1. What is GPT-4? The best way to find out is to ask GPT! Go to chat.openai.com, register for free and ask GPT what it is and how to use it. I’m not kidding! At the time of writing GPT-4 is the latest model and only available to paying subscribers. For many ‘normal’ questions GPT-3.5 is about 95% as effective.
2. How did I grade this? The exam has an examiner’s report attached that has sample answers and a grading rubric for each question. I followed that. There were definitely judgment calls to make on many questions, usually where GPT did something unusual but reasonable and I awarded part marks. From my experience comparing my self-graded practice exams to the real thing I’ve always been a bit generous!
3.I myself never sat for Exams 8 or 9 though I’ve read the 9 syllabus a few times to implement some of the ideas at work and later did a whole podcast series on the text that will likely supplant a big portion of the material. See here!

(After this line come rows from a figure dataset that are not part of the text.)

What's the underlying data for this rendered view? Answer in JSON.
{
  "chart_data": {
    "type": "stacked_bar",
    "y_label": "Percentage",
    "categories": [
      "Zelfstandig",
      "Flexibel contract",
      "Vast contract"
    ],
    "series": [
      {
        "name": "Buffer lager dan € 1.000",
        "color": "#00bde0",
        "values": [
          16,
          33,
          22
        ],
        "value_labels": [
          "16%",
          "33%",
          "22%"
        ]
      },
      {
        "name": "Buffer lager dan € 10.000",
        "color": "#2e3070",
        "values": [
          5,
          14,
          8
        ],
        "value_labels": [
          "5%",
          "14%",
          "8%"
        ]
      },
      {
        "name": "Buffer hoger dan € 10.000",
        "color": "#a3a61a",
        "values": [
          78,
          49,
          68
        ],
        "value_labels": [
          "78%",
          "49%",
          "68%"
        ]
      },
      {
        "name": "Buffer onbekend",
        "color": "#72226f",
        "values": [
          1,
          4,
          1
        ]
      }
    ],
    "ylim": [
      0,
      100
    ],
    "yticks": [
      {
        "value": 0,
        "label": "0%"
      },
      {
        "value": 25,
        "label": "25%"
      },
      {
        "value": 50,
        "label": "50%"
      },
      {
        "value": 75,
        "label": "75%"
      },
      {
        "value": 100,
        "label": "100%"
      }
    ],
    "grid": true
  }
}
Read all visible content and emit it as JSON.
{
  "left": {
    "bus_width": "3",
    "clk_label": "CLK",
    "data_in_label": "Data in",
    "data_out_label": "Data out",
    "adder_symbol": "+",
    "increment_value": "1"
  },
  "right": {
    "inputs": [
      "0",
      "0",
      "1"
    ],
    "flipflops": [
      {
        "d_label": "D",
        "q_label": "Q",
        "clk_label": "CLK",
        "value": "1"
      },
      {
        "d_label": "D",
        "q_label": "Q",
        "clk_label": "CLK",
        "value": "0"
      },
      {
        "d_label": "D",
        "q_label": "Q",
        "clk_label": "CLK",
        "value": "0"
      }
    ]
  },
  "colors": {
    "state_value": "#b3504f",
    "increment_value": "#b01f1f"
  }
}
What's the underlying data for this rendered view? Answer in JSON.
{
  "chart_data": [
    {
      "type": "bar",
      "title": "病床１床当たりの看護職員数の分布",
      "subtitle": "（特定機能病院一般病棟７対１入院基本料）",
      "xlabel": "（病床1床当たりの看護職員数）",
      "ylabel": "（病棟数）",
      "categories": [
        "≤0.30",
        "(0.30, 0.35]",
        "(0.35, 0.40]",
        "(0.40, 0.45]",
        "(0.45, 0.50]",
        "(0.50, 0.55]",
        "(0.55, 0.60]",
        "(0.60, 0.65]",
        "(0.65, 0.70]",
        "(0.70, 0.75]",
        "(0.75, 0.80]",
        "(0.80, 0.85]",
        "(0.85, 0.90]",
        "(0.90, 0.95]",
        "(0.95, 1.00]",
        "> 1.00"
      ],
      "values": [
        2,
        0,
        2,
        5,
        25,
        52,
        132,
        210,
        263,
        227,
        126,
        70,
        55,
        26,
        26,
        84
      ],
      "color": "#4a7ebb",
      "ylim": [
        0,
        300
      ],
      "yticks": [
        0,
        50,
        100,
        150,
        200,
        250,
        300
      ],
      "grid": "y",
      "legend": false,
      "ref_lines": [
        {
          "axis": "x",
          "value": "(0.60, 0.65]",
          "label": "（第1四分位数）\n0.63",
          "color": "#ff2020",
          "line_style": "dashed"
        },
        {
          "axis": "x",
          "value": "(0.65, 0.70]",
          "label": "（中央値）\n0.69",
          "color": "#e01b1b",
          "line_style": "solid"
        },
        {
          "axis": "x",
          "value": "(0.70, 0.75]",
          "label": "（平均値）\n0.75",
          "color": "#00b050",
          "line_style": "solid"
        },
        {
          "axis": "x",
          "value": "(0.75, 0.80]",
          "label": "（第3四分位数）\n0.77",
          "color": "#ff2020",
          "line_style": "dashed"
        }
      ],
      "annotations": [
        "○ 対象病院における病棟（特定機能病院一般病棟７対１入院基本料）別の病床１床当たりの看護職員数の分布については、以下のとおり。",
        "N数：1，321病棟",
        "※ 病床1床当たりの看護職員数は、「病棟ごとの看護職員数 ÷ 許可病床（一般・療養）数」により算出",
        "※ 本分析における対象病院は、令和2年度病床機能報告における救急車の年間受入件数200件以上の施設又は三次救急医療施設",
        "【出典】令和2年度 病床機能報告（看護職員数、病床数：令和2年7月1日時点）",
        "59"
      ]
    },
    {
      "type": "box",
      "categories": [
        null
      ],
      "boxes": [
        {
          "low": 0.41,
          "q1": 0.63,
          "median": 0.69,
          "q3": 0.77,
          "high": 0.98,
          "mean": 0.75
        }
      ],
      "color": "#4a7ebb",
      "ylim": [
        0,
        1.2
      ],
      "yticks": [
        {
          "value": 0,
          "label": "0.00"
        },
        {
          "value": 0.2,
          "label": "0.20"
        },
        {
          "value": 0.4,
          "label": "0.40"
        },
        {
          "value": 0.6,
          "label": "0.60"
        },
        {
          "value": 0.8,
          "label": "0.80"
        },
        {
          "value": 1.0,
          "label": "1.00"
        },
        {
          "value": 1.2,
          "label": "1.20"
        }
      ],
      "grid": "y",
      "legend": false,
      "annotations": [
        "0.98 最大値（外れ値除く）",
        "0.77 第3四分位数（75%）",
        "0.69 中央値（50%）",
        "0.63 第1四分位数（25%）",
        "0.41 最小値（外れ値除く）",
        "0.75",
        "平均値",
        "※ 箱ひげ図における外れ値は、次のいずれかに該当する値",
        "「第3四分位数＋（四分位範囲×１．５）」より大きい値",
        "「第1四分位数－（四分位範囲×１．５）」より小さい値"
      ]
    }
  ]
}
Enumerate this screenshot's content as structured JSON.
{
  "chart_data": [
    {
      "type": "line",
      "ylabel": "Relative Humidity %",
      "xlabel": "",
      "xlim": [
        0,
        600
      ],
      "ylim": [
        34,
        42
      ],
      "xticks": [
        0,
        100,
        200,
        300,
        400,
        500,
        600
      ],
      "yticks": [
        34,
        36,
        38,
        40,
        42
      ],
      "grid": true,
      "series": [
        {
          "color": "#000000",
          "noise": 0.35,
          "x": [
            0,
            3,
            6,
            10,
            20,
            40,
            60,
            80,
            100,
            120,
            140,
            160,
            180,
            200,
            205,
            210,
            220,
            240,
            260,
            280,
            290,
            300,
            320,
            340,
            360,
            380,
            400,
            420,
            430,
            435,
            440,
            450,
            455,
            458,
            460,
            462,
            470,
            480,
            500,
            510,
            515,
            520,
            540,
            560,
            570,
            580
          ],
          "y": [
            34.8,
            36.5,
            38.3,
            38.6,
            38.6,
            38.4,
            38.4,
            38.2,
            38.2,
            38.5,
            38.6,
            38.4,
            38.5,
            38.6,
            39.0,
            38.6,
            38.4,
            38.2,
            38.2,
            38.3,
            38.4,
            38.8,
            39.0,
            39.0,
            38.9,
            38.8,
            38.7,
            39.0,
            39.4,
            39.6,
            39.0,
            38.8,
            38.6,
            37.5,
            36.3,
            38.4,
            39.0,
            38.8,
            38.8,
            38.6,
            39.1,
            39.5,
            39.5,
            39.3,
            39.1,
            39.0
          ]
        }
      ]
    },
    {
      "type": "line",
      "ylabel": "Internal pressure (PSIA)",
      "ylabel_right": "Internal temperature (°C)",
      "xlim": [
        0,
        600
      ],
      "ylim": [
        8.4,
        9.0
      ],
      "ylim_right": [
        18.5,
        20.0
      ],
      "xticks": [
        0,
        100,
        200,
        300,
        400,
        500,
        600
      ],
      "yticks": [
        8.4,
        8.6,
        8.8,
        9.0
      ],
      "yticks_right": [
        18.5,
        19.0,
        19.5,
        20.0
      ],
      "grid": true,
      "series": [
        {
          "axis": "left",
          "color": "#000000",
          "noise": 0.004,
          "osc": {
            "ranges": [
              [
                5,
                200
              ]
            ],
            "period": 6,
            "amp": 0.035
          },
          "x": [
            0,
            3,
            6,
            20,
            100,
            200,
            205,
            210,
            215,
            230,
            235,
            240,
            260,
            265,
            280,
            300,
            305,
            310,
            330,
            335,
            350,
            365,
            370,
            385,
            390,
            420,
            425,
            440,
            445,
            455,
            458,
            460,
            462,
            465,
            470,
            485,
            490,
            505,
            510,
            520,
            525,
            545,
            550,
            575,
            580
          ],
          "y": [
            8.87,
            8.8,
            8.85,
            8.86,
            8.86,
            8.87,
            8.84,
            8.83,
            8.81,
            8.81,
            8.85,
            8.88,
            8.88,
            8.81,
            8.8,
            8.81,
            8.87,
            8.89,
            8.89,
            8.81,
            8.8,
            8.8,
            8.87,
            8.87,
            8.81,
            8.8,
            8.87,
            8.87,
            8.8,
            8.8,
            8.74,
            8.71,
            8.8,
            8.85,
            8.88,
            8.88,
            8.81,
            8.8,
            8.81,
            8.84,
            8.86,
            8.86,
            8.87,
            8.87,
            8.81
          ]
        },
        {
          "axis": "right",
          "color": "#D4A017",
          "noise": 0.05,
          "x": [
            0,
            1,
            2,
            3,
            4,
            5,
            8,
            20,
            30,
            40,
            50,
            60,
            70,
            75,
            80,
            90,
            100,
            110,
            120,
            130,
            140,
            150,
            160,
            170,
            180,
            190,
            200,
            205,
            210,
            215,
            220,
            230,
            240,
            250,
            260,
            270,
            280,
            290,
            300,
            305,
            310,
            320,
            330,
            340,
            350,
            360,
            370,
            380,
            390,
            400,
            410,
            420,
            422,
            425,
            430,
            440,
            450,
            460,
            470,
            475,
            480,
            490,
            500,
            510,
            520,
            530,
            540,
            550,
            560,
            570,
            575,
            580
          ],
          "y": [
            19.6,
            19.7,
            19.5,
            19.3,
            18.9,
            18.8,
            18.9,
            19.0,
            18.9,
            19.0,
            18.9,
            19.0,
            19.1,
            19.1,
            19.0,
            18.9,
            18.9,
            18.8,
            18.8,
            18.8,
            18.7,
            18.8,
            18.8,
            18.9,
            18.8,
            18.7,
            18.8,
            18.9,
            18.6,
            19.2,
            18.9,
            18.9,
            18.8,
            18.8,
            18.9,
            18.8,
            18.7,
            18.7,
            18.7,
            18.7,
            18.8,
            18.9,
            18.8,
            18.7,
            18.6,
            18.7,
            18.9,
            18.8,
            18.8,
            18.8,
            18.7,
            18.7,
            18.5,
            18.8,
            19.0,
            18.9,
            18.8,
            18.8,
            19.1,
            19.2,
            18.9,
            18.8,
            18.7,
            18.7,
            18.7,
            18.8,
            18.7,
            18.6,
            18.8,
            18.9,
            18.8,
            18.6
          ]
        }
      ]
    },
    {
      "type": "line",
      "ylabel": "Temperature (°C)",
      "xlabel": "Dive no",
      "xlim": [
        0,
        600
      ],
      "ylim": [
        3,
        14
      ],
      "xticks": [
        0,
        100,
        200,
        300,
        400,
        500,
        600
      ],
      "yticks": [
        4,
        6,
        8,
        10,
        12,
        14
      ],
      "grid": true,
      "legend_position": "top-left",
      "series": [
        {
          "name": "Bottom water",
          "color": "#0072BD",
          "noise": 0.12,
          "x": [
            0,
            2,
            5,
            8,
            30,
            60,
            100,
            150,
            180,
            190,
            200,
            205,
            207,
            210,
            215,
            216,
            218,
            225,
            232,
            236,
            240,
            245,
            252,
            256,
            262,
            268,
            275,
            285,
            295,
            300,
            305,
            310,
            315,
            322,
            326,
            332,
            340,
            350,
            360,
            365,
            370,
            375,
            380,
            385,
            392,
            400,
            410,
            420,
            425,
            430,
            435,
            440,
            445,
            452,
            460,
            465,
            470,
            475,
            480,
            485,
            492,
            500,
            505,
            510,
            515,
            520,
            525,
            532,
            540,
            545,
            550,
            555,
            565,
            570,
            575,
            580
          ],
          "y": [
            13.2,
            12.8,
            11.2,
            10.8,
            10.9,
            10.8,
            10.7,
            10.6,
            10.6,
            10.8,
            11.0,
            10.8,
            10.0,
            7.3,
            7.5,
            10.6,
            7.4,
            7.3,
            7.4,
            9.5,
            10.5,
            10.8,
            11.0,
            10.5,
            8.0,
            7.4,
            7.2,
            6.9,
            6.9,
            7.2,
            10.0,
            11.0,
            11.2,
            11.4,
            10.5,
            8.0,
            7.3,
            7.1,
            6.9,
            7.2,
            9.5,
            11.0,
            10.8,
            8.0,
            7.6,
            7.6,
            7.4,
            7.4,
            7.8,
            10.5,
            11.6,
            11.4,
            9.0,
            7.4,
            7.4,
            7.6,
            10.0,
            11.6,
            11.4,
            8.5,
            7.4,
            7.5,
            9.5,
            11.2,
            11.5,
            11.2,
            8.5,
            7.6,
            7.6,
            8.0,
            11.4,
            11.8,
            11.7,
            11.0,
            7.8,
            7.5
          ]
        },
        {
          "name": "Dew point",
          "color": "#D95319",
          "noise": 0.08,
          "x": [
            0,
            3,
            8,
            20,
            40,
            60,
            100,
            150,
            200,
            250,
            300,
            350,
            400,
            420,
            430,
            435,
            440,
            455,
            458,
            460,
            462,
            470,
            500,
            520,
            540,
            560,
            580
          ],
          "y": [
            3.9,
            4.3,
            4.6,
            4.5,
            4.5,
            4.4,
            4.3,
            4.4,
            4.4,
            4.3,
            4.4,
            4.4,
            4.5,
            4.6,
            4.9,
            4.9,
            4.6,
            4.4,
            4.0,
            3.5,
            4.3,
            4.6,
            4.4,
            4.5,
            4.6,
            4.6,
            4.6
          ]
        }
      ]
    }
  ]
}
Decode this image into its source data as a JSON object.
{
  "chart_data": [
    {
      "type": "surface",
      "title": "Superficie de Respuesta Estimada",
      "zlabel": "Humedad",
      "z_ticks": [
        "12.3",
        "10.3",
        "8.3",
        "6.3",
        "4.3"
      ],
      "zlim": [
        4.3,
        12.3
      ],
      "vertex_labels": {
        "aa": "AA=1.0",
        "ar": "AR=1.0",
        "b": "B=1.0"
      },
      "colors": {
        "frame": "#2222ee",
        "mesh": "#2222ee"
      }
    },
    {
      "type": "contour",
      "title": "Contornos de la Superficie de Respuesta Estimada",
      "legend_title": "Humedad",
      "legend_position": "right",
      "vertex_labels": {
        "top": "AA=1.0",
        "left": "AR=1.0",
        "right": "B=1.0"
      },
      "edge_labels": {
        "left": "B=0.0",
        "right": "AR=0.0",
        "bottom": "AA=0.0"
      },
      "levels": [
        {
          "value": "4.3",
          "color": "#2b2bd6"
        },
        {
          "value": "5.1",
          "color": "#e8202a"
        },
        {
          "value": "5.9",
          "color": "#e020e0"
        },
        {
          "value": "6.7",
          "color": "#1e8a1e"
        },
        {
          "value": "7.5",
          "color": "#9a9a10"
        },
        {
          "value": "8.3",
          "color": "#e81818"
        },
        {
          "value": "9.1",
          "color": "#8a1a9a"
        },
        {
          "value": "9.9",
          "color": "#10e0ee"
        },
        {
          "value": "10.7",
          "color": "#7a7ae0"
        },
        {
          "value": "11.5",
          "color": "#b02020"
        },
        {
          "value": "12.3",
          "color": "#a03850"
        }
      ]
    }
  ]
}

4.In doing this I noticed something many others see: that GPT generates radically different answers if you regenerate the response. Very minor changes in content sometimes resulted in completely new problem solving strategies, sometimes doing weird stuff. GPT is an example of a model occasionally dismissively called a stochastic parrot. It repeats things it has ‘seen’ before. Since it has seen almost everything textual it needs to make choices and those choices can change with each click of “Regenerate Response”. In this exercise I kept the first valid choice so it is plausible that just by hitting regenerate response you could land on a better set of answers if you knew how to identify them in advance. But how might you know when to stop regenerating responses to a question you don’t know the answer to? Figure that out and you’ve a good strategy for improving GPT’s score!
5. Plug-ins are a very important recent addition to GPT where it can access other models that allow it to use external software to take actions (book flights, hotels, etc), search the Internet or basically anything else. (I fear that this footnote will age very poorly!)